Programme Outline
An exploration of the mathematical, psychological and scientific issues surrounding the advent of 1 January 2000. The programme speculates on whether the date marks the dawn of a new epoch or whether it is just another date on the calendar.
00.30 — 05.30
Introduction. The run-up to the year 2000. From superstition to science, and the idea of a ‘technological armageddon’. Apocalyptic cults, the Millennium Dome, and a ‘digital Utopia’.
05.30 — 17.55
The history of the calendar, and the calendar as a communication system. The inaccuracies of the lunar calendar. The River Nile: a clue to the invention of the solar calendar. Multi-calendar societies. Caesar as a great reformer of the calendar used in the Roman Empire. Leap years and variable-length months. Great emperors steal days from February to add to July and August!
17.55 — 23.45
The ancient use of tables to calculate the date of Easter. The birth of Christ set as AD 1, and evidence of a miscalculation of the exact date by as much as four years.
23.45 — 28.40
The thousand-year cycle. A comparison of events in AD 1000 and AD 2000. Millennia and religious conversions.

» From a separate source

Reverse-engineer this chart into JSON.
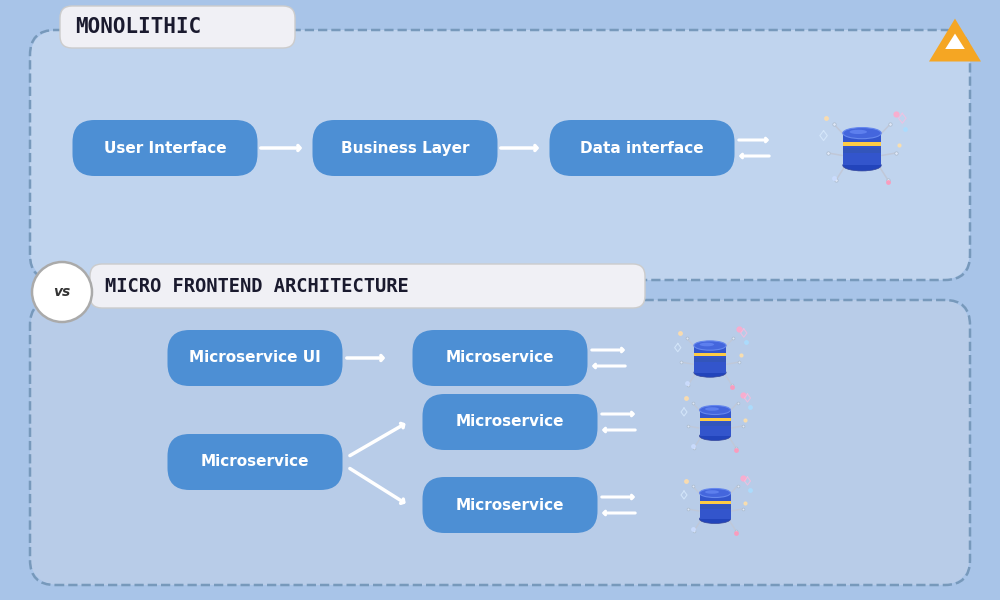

The ‘Rapture’ when the converted are taken from the Earth. The potential for chaos in a ‘post-Rapture’ world.
28.40 — 31.30
The introduction of the Gregorian calendar in 1582 in much of Europe, but not until 1752 in England.
31.30 — 35.50
The Royal Greenwich Observatory and the National Physical Laboratory at Teddington. The move from planetary cycles to atomic cycles for timekeeping, and the idea of leap seconds.
35.50 — 42.15
The psychology of zeros — signs, cults and mass suicides. The web as the medium of choice for apocalyptic figures. Premillennial tension.
42.15 — end
Date-related computer bugs and their potential consequences. The millennium as the biggest event of our imaginations!